Sunday, March 16, 2008

The Fifth Anniversary

This week we celebrate (using the verb usually associated with anniversaries is itself sad and ridiculous) the fifth anniversary of the War in Iraq. What has it brought us? McClatchy, the one major newspaper chain that never drank the cheer-leading Kool Aid, summarizes where we stand five years on, and it is a litany of losses and costs.

From the perspective of five years, it is easy to see the severe damage to America's prestige, military and economic power, reputation for competence, and, most importantly, credibility. We are seen as musclebound, mendacious, and stupid. What we say is simply not to be believed. This is seen every day in domestic politics, but it is even more pronounced overseas. The giant has lost its way and its not clear how a new president is going to find it any time soon.

"The winner of the 2008 elections will command U.S. forces still at war in Iraq, Afghanistan and against elusive terrorists with a deadly reach. The U.S. economy will remain burdened. ... America's moral leadership and decision-making competence will continue to be questioned," begins a study of foreign-policy choices for the next president, which a Georgetown University task force released last month.

"Restored respect will come only with fresh demonstrations of competence," the study said.

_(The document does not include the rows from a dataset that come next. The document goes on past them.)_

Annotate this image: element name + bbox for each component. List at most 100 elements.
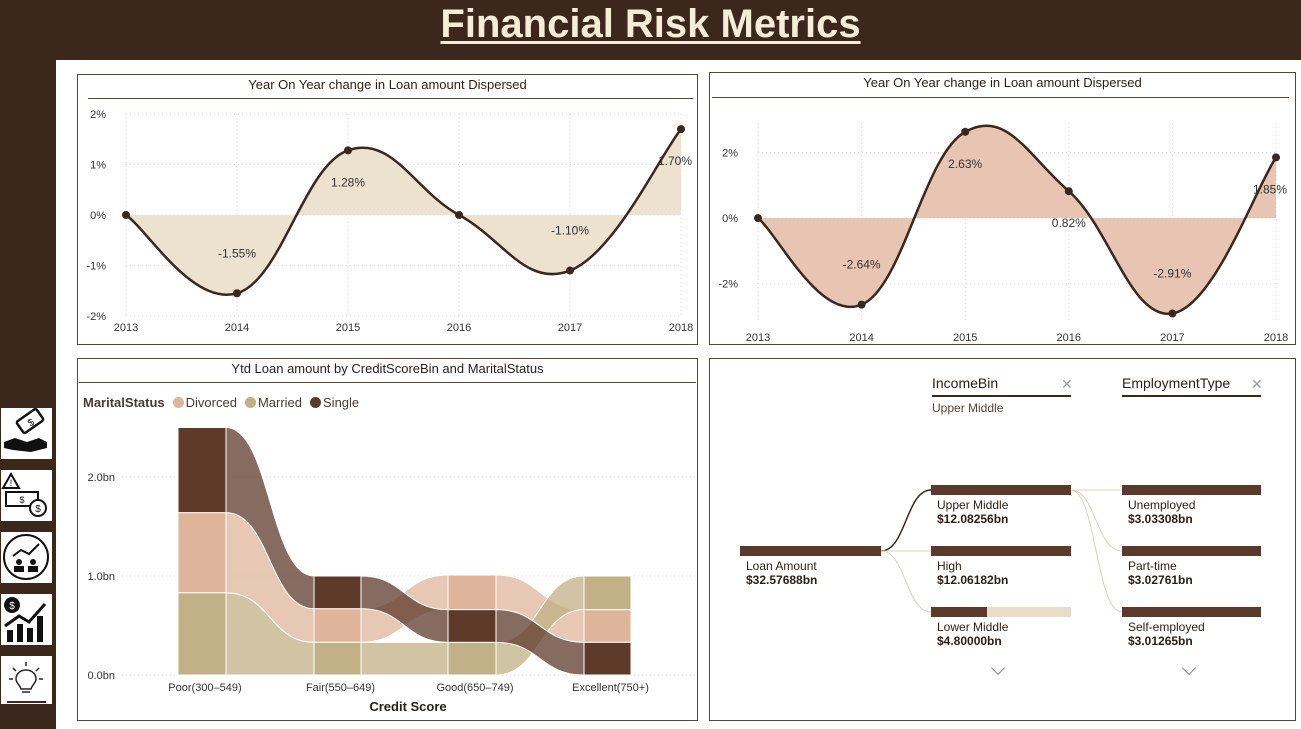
yoy-chart-panel-2[interactable]: Year On Year change in Loan amount Dispe…: [709, 72, 1296, 345]
x-axis-title: Credit Score: [369, 699, 446, 714]
growth-chart-icon[interactable]: $: [1, 594, 52, 645]
x-tick-label: 2015: [336, 322, 360, 334]
stack-bar-segment: [583, 641, 632, 676]
y-tick-label: 1%: [90, 160, 106, 172]
x-tick-label: 2013: [114, 322, 138, 334]
chart-legend: MaritalStatus Divorced Married Single: [83, 395, 363, 410]
risk-alert-icon[interactable]: ! $ $: [1, 470, 52, 521]
analytics-people-icon[interactable]: [1, 532, 52, 583]
data-label: -1.55%: [218, 246, 256, 260]
income-node-bar[interactable]: [931, 607, 987, 617]
x-tick-label: Excellent(750+): [572, 682, 649, 694]
ribbon-chart-panel[interactable]: Ytd Loan amount by CreditScoreBin and Ma…: [77, 358, 698, 721]
tree-connector: [880, 550, 932, 613]
svg-text:$: $: [19, 495, 24, 505]
tree-connector: [880, 489, 932, 552]
data-point: [1064, 187, 1073, 196]
close-icon[interactable]: ✕: [1251, 376, 1263, 392]
y-tick-label: -2%: [86, 311, 106, 323]
area-fill: [758, 125, 1276, 314]
data-point: [122, 211, 130, 219]
stack-bar-segment: [177, 427, 227, 514]
income-bin-header[interactable]: IncomeBin: [932, 375, 999, 391]
income-node-label: Upper Middle: [937, 498, 1009, 512]
yoy-line-chart-2: 2% 0% -2% 2013 2014 2015 2016 2017 2018 -2.64% 2.6…: [718, 123, 1288, 344]
x-tick-label: 2018: [1264, 332, 1288, 344]
employment-node-bar[interactable]: [1122, 607, 1261, 617]
income-node-bar[interactable]: [931, 546, 1071, 556]
employment-type-header[interactable]: EmploymentType: [1122, 375, 1231, 391]
income-bin-selected: Upper Middle: [932, 401, 1004, 415]
y-tick-label: -1%: [86, 261, 106, 273]
x-tick-label: 2013: [746, 332, 770, 344]
header-underline: [1122, 395, 1261, 397]
employment-node-label: Unemployed: [1128, 498, 1196, 512]
employment-node-value: $3.02761bn: [1128, 573, 1193, 587]
stack-bar-segment: [313, 575, 362, 610]
yoy-chart-panel-1[interactable]: Year On Year change in Loan amount Dispe…: [77, 74, 698, 345]
title-divider: [79, 382, 696, 383]
stack-bar-segment: [583, 575, 632, 611]
legend-item-single[interactable]: Single: [310, 395, 359, 410]
title-divider: [88, 98, 693, 99]
data-point: [566, 266, 574, 275]
sidebar: $ ! $ $ $: [0, 60, 56, 729]
svg-text:$: $: [26, 417, 37, 429]
y-tick-label: 2%: [90, 109, 106, 121]
loan-hand-icon[interactable]: $: [1, 408, 52, 459]
employment-node-bar[interactable]: [1122, 546, 1261, 556]
data-label: 1.85%: [1253, 182, 1287, 196]
x-tick-label: 2016: [1057, 332, 1081, 344]
y-tick-label: 2%: [722, 148, 738, 160]
x-tick-label: 2018: [669, 322, 693, 334]
legend-swatch: [244, 397, 256, 408]
node-bar-track: [931, 607, 1071, 617]
legend-title: MaritalStatus: [83, 395, 165, 410]
employment-node-value: $3.03308bn: [1128, 512, 1193, 526]
stack-bar-segment: [313, 608, 362, 643]
stack-bar-segment: [313, 641, 362, 676]
x-tick-label: 2017: [1160, 332, 1184, 344]
income-node-label: Lower Middle: [937, 620, 1009, 634]
root-node-bar[interactable]: [740, 546, 881, 556]
employment-node-bar[interactable]: [1122, 485, 1261, 495]
stack-bar-segment: [583, 609, 632, 643]
x-tick-label: Poor(300–549): [168, 682, 241, 694]
income-node-value: $12.08256bn: [937, 512, 1009, 526]
data-point: [233, 289, 241, 298]
income-node-value: $12.06182bn: [937, 573, 1009, 587]
y-tick-label: 0%: [90, 210, 106, 222]
legend-item-divorced[interactable]: Divorced: [172, 395, 237, 410]
root-node-value: $32.57688bn: [746, 573, 818, 587]
employment-node-label: Part-time: [1128, 559, 1177, 573]
employment-node-label: Self-employed: [1128, 620, 1205, 634]
y-tick-label: 2.0bn: [87, 472, 115, 484]
report-canvas: Year On Year change in Loan amount Dispe…: [56, 60, 1301, 729]
x-tick-label: 2014: [225, 322, 249, 334]
ribbon-chart: 2.0bn 1.0bn 0.0bn Poor(300–549) Fair(550–649…: [87, 426, 696, 714]
x-tick-label: 2014: [849, 332, 873, 344]
close-icon[interactable]: ✕: [1061, 376, 1073, 392]
tree-connector: [1070, 489, 1123, 552]
income-node-bar[interactable]: [931, 485, 1071, 495]
area-fill: [126, 129, 681, 295]
stack-bar-segment: [177, 592, 227, 676]
legend-item-married[interactable]: Married: [244, 395, 302, 410]
data-point: [961, 127, 970, 136]
chart-title: Ytd Loan amount by CreditScoreBin and Ma…: [231, 361, 544, 376]
data-point: [754, 214, 762, 223]
idea-bulb-icon[interactable]: [1, 656, 52, 704]
data-point: [344, 146, 352, 155]
page-title: Financial Risk Metrics: [440, 2, 861, 46]
tree-connector: [1070, 489, 1123, 613]
legend-label: Single: [323, 395, 360, 410]
x-tick-label: 2017: [558, 322, 582, 334]
data-label: 1.70%: [658, 154, 692, 168]
employment-node-value: $3.01265bn: [1128, 634, 1193, 648]
data-label: -2.64%: [843, 258, 881, 272]
svg-text:!: !: [10, 478, 13, 488]
stack-bar-segment: [177, 512, 227, 594]
data-label: 0.82%: [1052, 216, 1086, 230]
legend-swatch: [310, 397, 322, 408]
decomposition-tree-panel[interactable]: IncomeBin ✕ Upper Middle EmploymentType …: [709, 358, 1296, 721]
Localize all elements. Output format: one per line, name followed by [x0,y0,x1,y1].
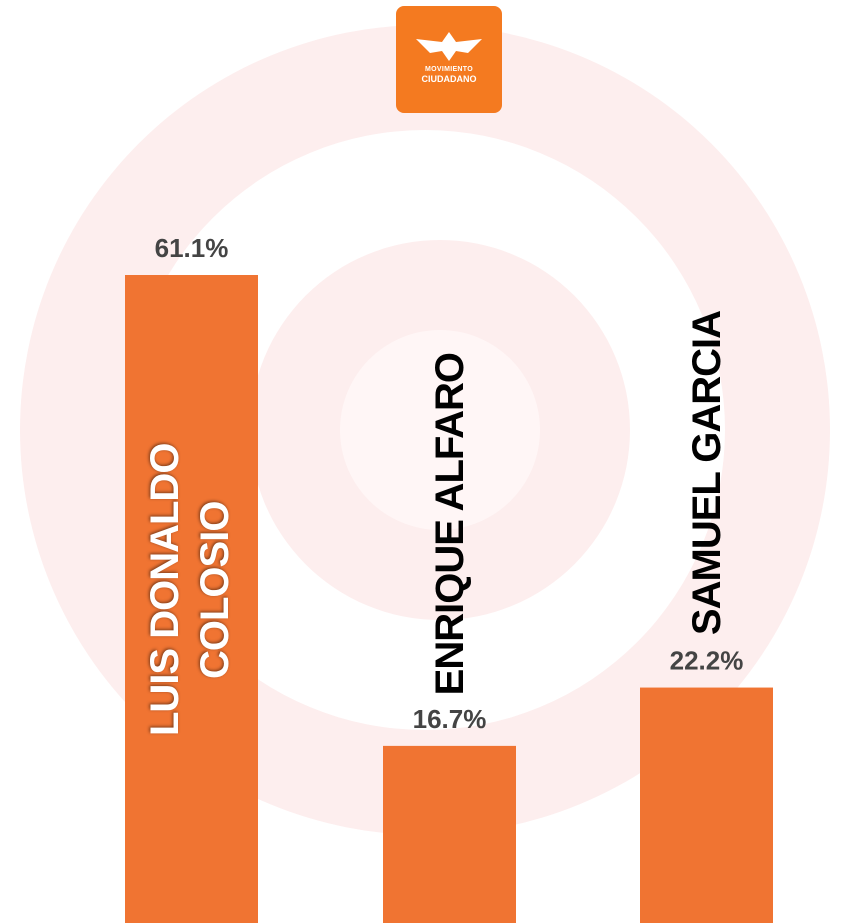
category-label: ENRIQUE ALFARO [428,352,472,695]
value-label: 61.1% [155,233,229,263]
bars: 61.1% 16.7% 22.2% [125,233,773,923]
category-label: LUIS DONALDO COLOSIO [143,443,237,737]
logo-text: MOVIMIENTO [425,66,473,73]
value-label: 22.2% [670,646,744,676]
logo-bird [416,32,482,61]
bar [383,745,516,923]
logo: MOVIMIENTO CIUDADANO [396,6,502,113]
category-label: SAMUEL GARCIA [685,310,729,635]
bar [125,275,258,923]
bar [640,687,773,923]
value-label: 16.7% [413,704,487,734]
logo-text: CIUDADANO [421,74,477,84]
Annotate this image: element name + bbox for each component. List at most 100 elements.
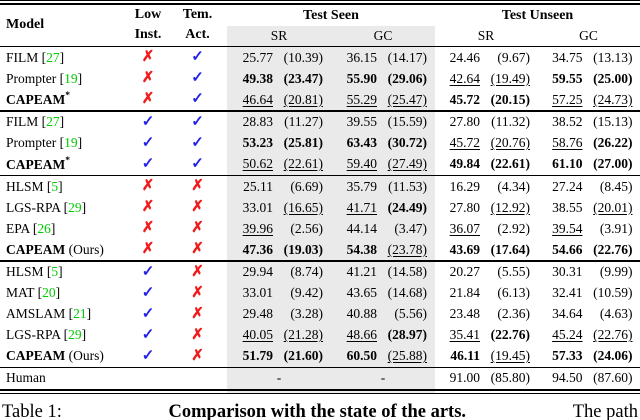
unseen-sr-cell: 24.46 (9.67): [449, 49, 530, 65]
unseen-gc-cell: 38.55 (20.01): [552, 199, 633, 215]
citation-ref[interactable]: 20: [38, 285, 61, 300]
low-inst-cell: ✗: [128, 239, 168, 260]
header-seen-gc: GC: [373, 27, 393, 43]
header-rule: [0, 45, 640, 48]
table-row: HLSM 5 ✓ ✗ 29.94(8.74) 41.21(14.58) 20.2…: [0, 262, 640, 283]
header-tem: Tem.: [182, 6, 213, 22]
check-icon: ✓: [191, 134, 204, 151]
low-inst-cell: ✗: [128, 89, 168, 110]
seen-sr-cell: 29.94 (8.74): [242, 264, 323, 280]
table-row: CAPEAM (Ours) ✓ ✗ 51.79 (21.60) 60.50 (25.…: [0, 346, 640, 367]
header-seen-sr: SR: [270, 27, 288, 43]
citation-ref[interactable]: 5: [47, 179, 63, 194]
caption-prefix: Table 1:: [2, 401, 62, 420]
check-icon: ✓: [191, 70, 204, 87]
unseen-gc-cell: 32.41 (10.59): [552, 285, 633, 301]
model-cell: HLSM 5: [0, 179, 128, 195]
table-row: CAPEAM* ✗ ✓ 46.64 (20.81) 55.29 (25.47) 45…: [0, 89, 640, 110]
ours-label: (Ours): [68, 348, 104, 364]
low-inst-cell: ✓: [128, 133, 168, 154]
seen-sr-cell: 33.01 (16.65): [242, 199, 323, 215]
cross-icon: ✗: [191, 347, 204, 364]
model-cell: AMSLAM 21: [0, 306, 128, 322]
low-inst-cell: ✗: [128, 47, 168, 68]
unseen-sr-cell: 46.11 (19.45): [450, 348, 530, 364]
tem-act-cell: ✓: [168, 112, 227, 133]
asterisk-marker: *: [65, 91, 70, 102]
table-row: HLSM 5 ✗ ✗ 25.11(6.69) 35.79(11.53) 16.2…: [0, 176, 640, 197]
unseen-sr-cell: 49.84 (22.61): [449, 156, 530, 172]
seen-sr-cell: 33.01 (9.42): [242, 285, 323, 301]
seen-gc-cell: 55.29 (25.47): [346, 91, 427, 107]
seen-sr-cell: 49.38 (23.47): [242, 70, 323, 86]
seen-sr-cell: 25.77 (10.39): [242, 49, 323, 65]
citation-ref[interactable]: 27: [42, 50, 65, 65]
table-row: Prompter 19 ✓ ✓ 53.23(25.81) 63.43(30.72…: [0, 133, 640, 154]
tem-act-cell: ✗: [168, 283, 227, 304]
model-cell: FILM 27: [0, 50, 128, 66]
caption-title: Comparison with the state of the arts.: [168, 401, 467, 420]
group-rule: [0, 260, 640, 262]
seen-sr-cell: 51.79 (21.60): [242, 348, 323, 364]
check-icon: ✓: [141, 326, 155, 343]
check-icon: ✓: [141, 134, 155, 151]
header-test-unseen: Test Unseen: [501, 7, 574, 23]
citation-ref[interactable]: 19: [60, 135, 83, 150]
model-cell: Prompter 19: [0, 71, 128, 87]
tem-act-cell: ✓: [168, 154, 227, 175]
unseen-gc-cell: 54.66 (22.76): [552, 241, 633, 257]
cross-icon: ✗: [191, 199, 204, 216]
unseen-gc-cell: 27.24 (8.45): [552, 178, 633, 194]
model-cell: HLSM 5: [0, 264, 128, 280]
low-inst-cell: ✓: [128, 346, 168, 367]
check-icon: ✓: [191, 49, 204, 66]
low-inst-cell: ✗: [128, 218, 168, 239]
seen-gc-cell: 41.71 (24.49): [346, 199, 427, 215]
seen-sr-cell: 50.62 (22.61): [242, 156, 323, 172]
cross-icon: ✗: [191, 220, 204, 237]
unseen-sr-cell: 27.80 (11.32): [449, 114, 530, 130]
bottom-rule-outer: [0, 392, 640, 394]
tem-act-cell: ✗: [168, 218, 227, 239]
cross-icon: ✗: [191, 305, 204, 322]
citation-ref[interactable]: 21: [69, 306, 92, 321]
check-icon: ✓: [141, 347, 155, 364]
low-inst-cell: ✗: [128, 197, 168, 218]
cross-icon: ✗: [141, 70, 155, 87]
model-cell: Prompter 19: [0, 135, 128, 151]
citation-ref[interactable]: 29: [64, 327, 87, 342]
seen-sr-cell: 40.05 (21.28): [242, 327, 323, 343]
cross-icon: ✗: [141, 91, 155, 108]
seen-gc-cell: 41.21 (14.58): [346, 264, 427, 280]
check-icon: ✓: [141, 155, 155, 172]
unseen-gc-cell: 34.75 (13.13): [552, 49, 633, 65]
tem-act-cell: ✗: [168, 346, 227, 367]
table-row: EPA 26 ✗ ✗ 39.96(2.56) 44.14(3.47) 36.07…: [0, 218, 640, 239]
unseen-gc-cell: 61.10 (27.00): [552, 156, 633, 172]
check-icon: ✓: [141, 263, 155, 280]
asterisk-marker: *: [65, 155, 70, 166]
unseen-sr-cell: 42.64 (19.49): [449, 70, 530, 86]
seen-sr-cell: 29.48 (3.28): [242, 306, 323, 322]
tem-act-cell: ✓: [168, 47, 227, 68]
citation-ref[interactable]: 5: [47, 264, 63, 279]
citation-ref[interactable]: 29: [64, 200, 87, 215]
cross-icon: ✗: [141, 220, 155, 237]
table-header: Model Low Inst. Tem. Act. Test Seen Test…: [0, 5, 640, 46]
seen-gc-cell: 40.88 (5.56): [346, 306, 427, 322]
cross-icon: ✗: [141, 49, 155, 66]
low-inst-cell: ✗: [128, 68, 168, 89]
header-low-inst: Low Inst.: [128, 5, 168, 46]
citation-ref[interactable]: 27: [42, 114, 65, 129]
header-inst: Inst.: [134, 27, 162, 43]
seen-gc-cell: 36.15 (14.17): [346, 49, 427, 65]
cross-icon: ✗: [141, 178, 155, 195]
citation-ref[interactable]: 26: [33, 221, 56, 236]
test-seen-column-shading: [227, 26, 435, 394]
header-model: Model: [6, 17, 45, 33]
seen-sr-cell: 53.23 (25.81): [242, 135, 323, 151]
header-test-seen: Test Seen: [303, 7, 359, 23]
citation-ref[interactable]: 19: [60, 71, 83, 86]
header-unseen-sr: SR: [477, 27, 495, 43]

The numbers don't inspire confidence: Oil prices are at an all-time high, the dollar at new lows against the euro. Surveys find the United States' popularity and respect slipping in every part of the globe except Africa. A poll of 3,400 active and retired U.S. military officers by Foreign Policy magazine found that 88 percent agreed with the statement that "The war in Iraq has stretched the U.S. military dangerously thin."

"Since 9/11, the United States has been exporting fear and anger rather than the more traditional values of hope and optimism. Suspicions of American power have run deep," Richard Armitage, deputy secretary of state under Bush, and Joseph Nye, a Pentagon official under President Clinton, wrote in a December report published by the Center for Strategic and International Studies.

"At the core of the problem is that America has made the war on terrorism the central component of its global engagement," they wrote.